In Asian countries that also enacted stimulus programmes there’s no debate over whether they were successful :

Unlike in the west, there is little debate in Asia about how well the stimulus worked. It has been spectacular. Asian output is well above pre-crisis levels. HSBC is predicting growth for Asia ex-Japan of 8.6 per cent this year. Rather than contemplating more stimulus, authorities are trying to cool things down. Banks have been raising interest rates for months.

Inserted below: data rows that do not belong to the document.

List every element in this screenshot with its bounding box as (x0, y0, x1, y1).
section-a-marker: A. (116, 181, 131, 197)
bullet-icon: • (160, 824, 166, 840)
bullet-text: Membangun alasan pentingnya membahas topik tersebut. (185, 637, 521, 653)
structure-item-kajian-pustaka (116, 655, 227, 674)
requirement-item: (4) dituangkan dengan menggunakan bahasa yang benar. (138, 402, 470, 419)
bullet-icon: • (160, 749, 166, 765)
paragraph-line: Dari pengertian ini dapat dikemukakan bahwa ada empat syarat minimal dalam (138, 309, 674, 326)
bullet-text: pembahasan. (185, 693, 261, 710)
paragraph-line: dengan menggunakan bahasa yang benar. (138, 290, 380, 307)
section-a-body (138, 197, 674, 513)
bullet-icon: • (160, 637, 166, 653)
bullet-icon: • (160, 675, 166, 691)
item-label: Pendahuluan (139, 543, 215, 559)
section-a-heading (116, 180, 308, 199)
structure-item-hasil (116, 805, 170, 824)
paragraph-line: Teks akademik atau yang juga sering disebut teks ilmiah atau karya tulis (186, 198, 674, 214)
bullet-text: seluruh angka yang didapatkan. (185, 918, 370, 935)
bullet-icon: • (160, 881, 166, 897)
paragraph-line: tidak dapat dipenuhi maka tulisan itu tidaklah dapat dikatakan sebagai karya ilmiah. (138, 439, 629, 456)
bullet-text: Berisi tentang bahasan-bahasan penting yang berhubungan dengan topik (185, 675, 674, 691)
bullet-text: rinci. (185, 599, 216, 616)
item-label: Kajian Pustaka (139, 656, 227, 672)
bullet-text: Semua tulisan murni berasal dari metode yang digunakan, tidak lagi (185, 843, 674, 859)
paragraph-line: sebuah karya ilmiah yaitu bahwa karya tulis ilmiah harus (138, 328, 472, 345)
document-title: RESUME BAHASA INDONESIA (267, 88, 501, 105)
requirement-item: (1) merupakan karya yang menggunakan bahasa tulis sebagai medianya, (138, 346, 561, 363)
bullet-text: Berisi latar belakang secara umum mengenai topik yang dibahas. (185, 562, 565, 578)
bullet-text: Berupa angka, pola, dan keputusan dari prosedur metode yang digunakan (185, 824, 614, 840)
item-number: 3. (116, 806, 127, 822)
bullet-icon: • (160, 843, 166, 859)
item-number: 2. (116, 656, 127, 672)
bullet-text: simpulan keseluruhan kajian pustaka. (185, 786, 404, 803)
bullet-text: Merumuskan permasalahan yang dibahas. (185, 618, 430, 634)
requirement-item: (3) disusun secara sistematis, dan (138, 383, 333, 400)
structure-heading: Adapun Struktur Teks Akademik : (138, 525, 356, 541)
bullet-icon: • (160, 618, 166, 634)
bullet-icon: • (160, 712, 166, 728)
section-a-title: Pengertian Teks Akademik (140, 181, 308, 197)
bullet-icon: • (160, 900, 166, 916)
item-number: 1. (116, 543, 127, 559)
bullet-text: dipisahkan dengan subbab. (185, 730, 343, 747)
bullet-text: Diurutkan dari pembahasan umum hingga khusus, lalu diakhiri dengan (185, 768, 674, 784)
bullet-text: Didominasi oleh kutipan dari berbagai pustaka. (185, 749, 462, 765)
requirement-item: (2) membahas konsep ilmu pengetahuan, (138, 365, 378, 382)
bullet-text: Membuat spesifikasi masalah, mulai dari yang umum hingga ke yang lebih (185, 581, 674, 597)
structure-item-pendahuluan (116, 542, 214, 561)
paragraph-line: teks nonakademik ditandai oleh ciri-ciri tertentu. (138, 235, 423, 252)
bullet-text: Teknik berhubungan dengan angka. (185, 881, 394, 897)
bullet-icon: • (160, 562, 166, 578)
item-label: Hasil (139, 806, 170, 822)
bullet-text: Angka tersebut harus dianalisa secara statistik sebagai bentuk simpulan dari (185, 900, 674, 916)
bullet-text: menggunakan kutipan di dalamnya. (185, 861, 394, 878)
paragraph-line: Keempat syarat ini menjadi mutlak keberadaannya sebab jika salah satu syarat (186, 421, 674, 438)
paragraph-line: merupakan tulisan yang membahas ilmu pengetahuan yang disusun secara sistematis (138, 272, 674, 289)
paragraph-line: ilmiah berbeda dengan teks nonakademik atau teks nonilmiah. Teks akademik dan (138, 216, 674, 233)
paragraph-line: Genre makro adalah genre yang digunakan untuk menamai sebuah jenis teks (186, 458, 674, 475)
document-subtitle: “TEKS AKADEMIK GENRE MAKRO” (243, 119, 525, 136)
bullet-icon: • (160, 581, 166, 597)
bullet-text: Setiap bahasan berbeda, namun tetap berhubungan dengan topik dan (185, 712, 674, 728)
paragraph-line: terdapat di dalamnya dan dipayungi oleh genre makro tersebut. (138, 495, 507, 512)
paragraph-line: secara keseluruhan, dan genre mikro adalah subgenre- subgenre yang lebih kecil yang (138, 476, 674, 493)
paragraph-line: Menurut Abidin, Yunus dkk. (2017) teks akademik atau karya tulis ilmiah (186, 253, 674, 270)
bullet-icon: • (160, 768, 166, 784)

China and others have introduced measures to take the heat out of the housing market. Fears about unemployment have given way to concerns about labour shortages and spiralling wage demands. Thus the question in most of Asia is not whether to remove stimulus, but how fast. Asia is in orthodox territory, balancing well-trodden trade-offs between growth and inflation.

*The $800 billion stimulus package was spread over a couple of years at least. 40% of it was tax cuts and another chunk was federal aid to states to prevent layoffs of firefighters, teachers etc. due to collapsing state revenues. That leaves very little in the way of actual net stimulus and coupled with the inability to cut interest rates any further means the stimulus was nowhere near big enough.

Right on schedule…

Here is an interesting op/ed in the Washington Times about stimulus as a percent of GDP. I think it complements your link about the Asian stimulus.

This is a reasonable response, but I’m not talking about financial/investment vehicles. Obviously the full faith and credit of the country, which isn’t likely to pull a Greece, is a bit more of a safer haven than some for-profit enterprise (which has to live under the regulatory edicts of government and of course the threat of constant competition - assuming limited barriers to entry). A more apt analogy would be to compare the health of an entire industry against gov. But again, still a false comparison.

It’s all about incentives. Government/public sector workers have one set, private sector another. If you’re not in the industry, you’ll have to trust me on this. No study that I know of has been done that actually makes a true comparison. If you want a false comparison, go read up on A 76 competitions.

Or, to put it another way, to a Govie, *work *is someplace you go. To a contractor, *work *is something you do.